Тогда он почему-то пожалел их, не всадил еще по «стрелке», чтобы не очухались и через неделю. А теперь ругал себя за неуместную жалость.

"Нерингу" он увидел еще издали. Небольшой сухогруз, низко осевший в воду под тяжестью разноцветных контейнеров, стоявших на палубе. И господина Леммера нашел быстро. Его, собственно, и искать не пришлось, стоял на причале возле судна, разговаривал с капитаном, походившим на курортника в розовой тенниске-безрукавке и белой панамке на седеющей голове.

– Сопровождающий? – удивился капитан. – Зачем? Контейнеры будут доставлены в Калининград. Встречайте там.

– Но поскольку я уже здесь…

– У меня нет свободных кают.

Давить капитана именами общих знакомых Кондратьеву не хотелось, и он начал думать о том, чтобы отправить на «Неринге» лишь чемодан с архивом. Сам-то он как-нибудь из Германии выберется.

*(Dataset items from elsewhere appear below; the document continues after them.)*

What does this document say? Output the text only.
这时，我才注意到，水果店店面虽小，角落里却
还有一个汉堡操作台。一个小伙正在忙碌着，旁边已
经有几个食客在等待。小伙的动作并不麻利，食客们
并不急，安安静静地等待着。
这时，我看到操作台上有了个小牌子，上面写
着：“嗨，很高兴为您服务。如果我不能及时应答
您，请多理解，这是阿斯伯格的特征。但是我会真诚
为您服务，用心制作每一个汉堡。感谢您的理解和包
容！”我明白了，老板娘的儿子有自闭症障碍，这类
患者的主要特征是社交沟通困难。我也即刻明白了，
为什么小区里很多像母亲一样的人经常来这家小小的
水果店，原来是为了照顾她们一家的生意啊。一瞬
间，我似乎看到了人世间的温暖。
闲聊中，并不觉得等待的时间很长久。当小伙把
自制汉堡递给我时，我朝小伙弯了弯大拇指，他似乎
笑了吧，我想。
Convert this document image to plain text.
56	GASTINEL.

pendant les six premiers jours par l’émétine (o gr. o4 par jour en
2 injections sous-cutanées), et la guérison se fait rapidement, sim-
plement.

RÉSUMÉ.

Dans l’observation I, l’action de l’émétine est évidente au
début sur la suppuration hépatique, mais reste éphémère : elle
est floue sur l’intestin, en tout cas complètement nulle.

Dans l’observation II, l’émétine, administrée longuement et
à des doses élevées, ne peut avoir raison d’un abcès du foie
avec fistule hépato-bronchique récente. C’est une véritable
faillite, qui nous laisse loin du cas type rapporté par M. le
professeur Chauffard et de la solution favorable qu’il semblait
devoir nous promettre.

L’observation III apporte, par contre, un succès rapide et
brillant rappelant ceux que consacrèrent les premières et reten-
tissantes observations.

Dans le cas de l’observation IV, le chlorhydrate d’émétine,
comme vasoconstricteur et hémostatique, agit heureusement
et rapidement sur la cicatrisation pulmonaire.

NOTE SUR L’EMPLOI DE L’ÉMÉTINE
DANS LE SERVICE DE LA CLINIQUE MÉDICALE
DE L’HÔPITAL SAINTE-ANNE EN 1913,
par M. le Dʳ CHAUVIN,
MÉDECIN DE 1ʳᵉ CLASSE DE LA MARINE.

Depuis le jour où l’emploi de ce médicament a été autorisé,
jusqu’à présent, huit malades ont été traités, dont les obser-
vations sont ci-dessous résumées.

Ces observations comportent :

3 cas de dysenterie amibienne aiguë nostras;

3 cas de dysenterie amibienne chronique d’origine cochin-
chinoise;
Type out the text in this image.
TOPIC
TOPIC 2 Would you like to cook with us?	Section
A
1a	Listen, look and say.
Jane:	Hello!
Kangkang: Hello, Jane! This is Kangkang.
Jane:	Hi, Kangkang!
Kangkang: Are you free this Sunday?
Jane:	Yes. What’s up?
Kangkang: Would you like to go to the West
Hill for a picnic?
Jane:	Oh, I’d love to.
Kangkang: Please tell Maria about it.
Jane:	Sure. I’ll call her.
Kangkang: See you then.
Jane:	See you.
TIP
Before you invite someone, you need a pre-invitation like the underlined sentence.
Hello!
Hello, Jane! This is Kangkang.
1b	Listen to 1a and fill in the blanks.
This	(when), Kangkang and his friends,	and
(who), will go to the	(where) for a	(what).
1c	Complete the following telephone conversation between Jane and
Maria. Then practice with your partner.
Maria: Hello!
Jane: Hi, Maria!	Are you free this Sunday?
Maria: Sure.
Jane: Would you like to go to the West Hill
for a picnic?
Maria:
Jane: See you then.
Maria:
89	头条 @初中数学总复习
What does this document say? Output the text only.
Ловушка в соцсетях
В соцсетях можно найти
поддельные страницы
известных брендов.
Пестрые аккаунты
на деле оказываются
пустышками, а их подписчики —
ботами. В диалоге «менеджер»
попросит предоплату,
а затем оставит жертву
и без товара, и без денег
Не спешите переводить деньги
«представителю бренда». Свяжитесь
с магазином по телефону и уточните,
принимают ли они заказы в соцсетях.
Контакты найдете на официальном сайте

– Поговорите с кем-нибудь из команды, – предложил капитан. – Может, кто уступит койку, пока на вахте.

Вопрос был решен до удивления легко и просто: в наше время повальной приватизации за деньги могли уступить не то что койку, а и весь теплоход. Электрик судна, первый, к кому он обратился, не устоял перед возможностью приработка, и уже через полчаса Кондратьев, отдав свои документы капитану, обминал верхнюю койку в каюте электрика. Маячить на палубе он счел нецелесообразным, уходить в город – тем более и решил, что скоротать время до отхода лучше всего во сне. Теперь, когда расслабился, давали себя знать дорожные бдения.

Койка была коротковата, и вытянуться во всю длину ему не удавалось: голова упиралась в переборку, пятки – в стенку шкафчика. Он лежал, согнув ноги в коленях, и прислушивался к звукам. Откуда-то доносились шаги, а то и частый перестук каблуков, слышались непонятные команды, что-то колотилось в машине, – вибрация ощущалась спиной сквозь матрац.

Проснулся Кондратьев от непонятного тревожного чувства. Койка под ним покачивалась, а это значило, что судно уже вышло в море. Он соскочил с койки, оделся, собираясь выйти на палубу. Уже подойдя к двери, вернулся, выдвинул рундук, достал черный чемодан. Вдруг очень захотелось посмотреть, что же собой представляет с таким трудом добытый архив.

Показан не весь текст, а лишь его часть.